Patient Information Sheet
Plantar warts are warts on the bottom of the feet. The word "plantar" refers to the sole of the foot. It has nothing to do with farming. Warts on the bottom of the foot are harder to cure than warts in more common areas. Occasionally, they won't go away even after months of treatment at weekly intervals. There is a reason for this. Every time you step on your foot, the entire weight of you body pounds the wart deeper into your foot. The longer you wait to start treatment, the harder and more expensive it is to get rid of plantar warts.
Anything that drives the wart deeper into the skin will make the wart worse. Some of these factors are:
- Playing vigorous sports
- Shoes that are too tight
- Standing for long periods of time
A wart is like an iceberg. What you see on top is just a small part of what's underneath.
I will suggest we use the treatment that seems best based on my training and experience. I have treated thousands of warts. Instead of using one big treatment that hurts a lot, I like to use a series of small treatments each of which may hurt a little but is tolerable. First, I trim away the thick outer layer of dead skin down to where the wart starts to bleed. Don't worry. It's not your normal skin bleeding. The wart has its own abundant supply of blood vessels. The wart hides under the thick layer of dead skin. I know it does not seem to you as though there is a thick layer of dead skin on the bottom of your foot, but there is. Then I apply a small drop each of three acids. Each one kills the wart in a slightly different way. Phenol stings a little at first, but then it gets numb. Nitric acid burns a little and turns the skin brown. The brown color is temporary. Bichloroacetic acid is the second strongest acid used in medicine and the strongest I ever use. Usually it does not hurt a lot. After allowing the acids to work, I neutralize them with an alcohol pad. At this point, you can see a slightly yellow area in the middle of the wart. This yellow area is what's left of the wart.
Finally, I tape a pad of 40% salicylic acid over the wart. Your job is to keep it on all week. If it comes off, tape it back on at home. I use water resistant adhesive tape. When you take your showers at home, try to make them brief, quick, in and out. The night before you return for your visit, you may treat yourself to the luxury of removing the tape and plaster and taking a long shower or bath. When you peel off the tape, a big chunk of dead white skin will come off. That's okay. That's what we are trying to do.

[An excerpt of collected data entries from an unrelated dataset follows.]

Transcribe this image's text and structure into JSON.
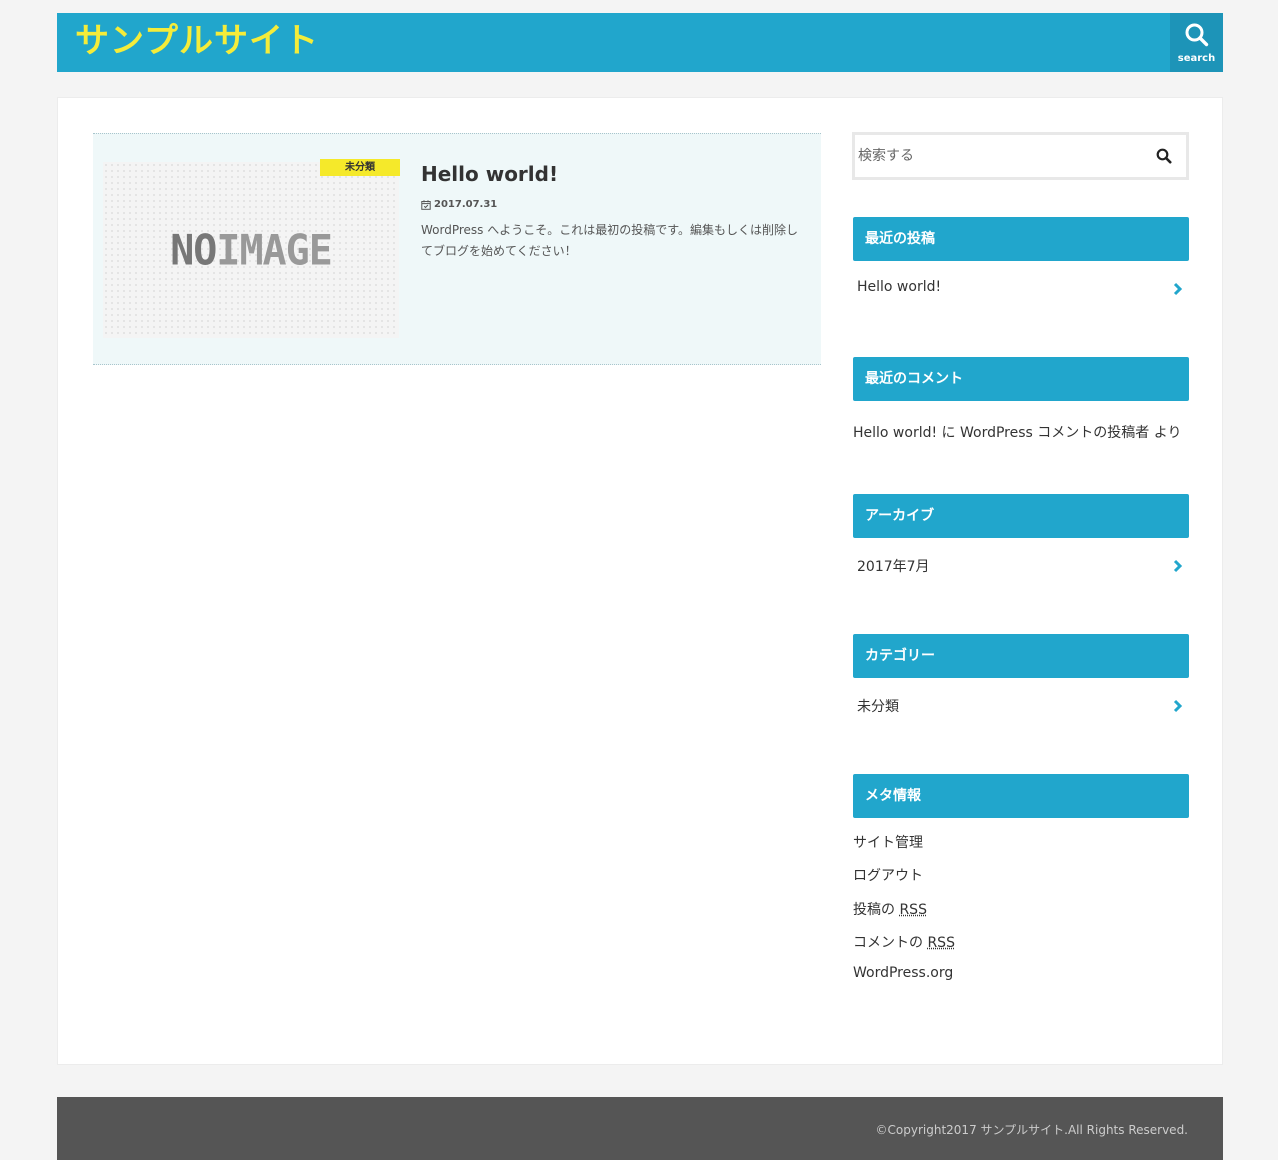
{
  "header": {
    "site_title": "サンプルサイト",
    "search_label": "search"
  },
  "post": {
    "category": "未分類",
    "title": "Hello world!",
    "date": "2017.07.31",
    "excerpt": "WordPress へようこそ。これは最初の投稿です。編集もしくは削除してブログを始めてください！",
    "thumbnail_text_a": "NO",
    "thumbnail_text_b": "IMAGE"
  },
  "sidebar": {
    "search_placeholder": "検索する",
    "recent_posts": {
      "title": "最近の投稿",
      "items": [
        "Hello world!"
      ]
    },
    "recent_comments": {
      "title": "最近のコメント",
      "text": "Hello world! に WordPress コメントの投稿者 より"
    },
    "archives": {
      "title": "アーカイブ",
      "items": [
        "2017年7月"
      ]
    },
    "categories": {
      "title": "カテゴリー",
      "items": [
        "未分類"
      ]
    },
    "meta": {
      "title": "メタ情報",
      "site_admin": "サイト管理",
      "logout": "ログアウト",
      "posts_rss_prefix": "投稿の",
      "comments_rss_prefix": "コメントの",
      "rss": "RSS",
      "wordpress_org": "WordPress.org"
    }
  },
  "footer": {
    "copyright": "©Copyright2017 サンプルサイト.All Rights Reserved."
  },
  "colors": {
    "accent": "#21a6cc",
    "title_yellow": "#f4ec3a",
    "badge_yellow": "#f5e92a",
    "footer_bg": "#555555"
  }
}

The major complication of wart treatment is infection. If pus occurs, let me know so that I can phone in a prescription for an antibiotic to your drug store. It is okay to call me at home if it gets infected on the weekend. I won't charge you for a phone call for infection in your wart, so there is no reason not to call. If you cannot reach me, ask your family doctor to prescribe an antibiotic for you or go to the emergency room at the hospital. The risk of getting infection in the wart is small.
It is helpful to boost your cell-mediated immunity by taking Tagamet 400 mg twice a day. For children, the does is 100 mg twice a day.
There are two forms of plantar wart treatment that I discourage.
- Excisional surgery is cutting out the wart and putting in stitches. This often fails and it can leave a permanent painful scar.
- X-ray treatment. X-ray works but there is a small risk that it can produce skin cancer 15-30 years later. I do not feel the risk is worth it.
What You Can Do
- While the wart is being treated, wear shoes that are a little larger to relieve pressure on the wart.
- At swimming pools and in shower rooms, wear rubber flip-flops or aqua socks so your bare feet do not touch the ground. This should cut down on reinfection with warts.
- If your feet sweat a lot, consider using a drying powder like Zeasorb. If you want to try Zeasorb, ask me for a free sample. Sweat spreads the virus.
- Try to keep the Salacid plaster on all week.
You will have to read and sign a copy of this before being seen by Dr. Tkach for your plantar warts.
Rev. Jan. 24, 2010 copyright Dr. Tkach
The information provided in these patient information sheets is offered for general informational and educational purposes only; it is not offered as and does not constitute medical advice. In no way are any of the materials presented meant to be a substitute for professional medical care or attention by a qualified practitioner, nor should they be construed as such.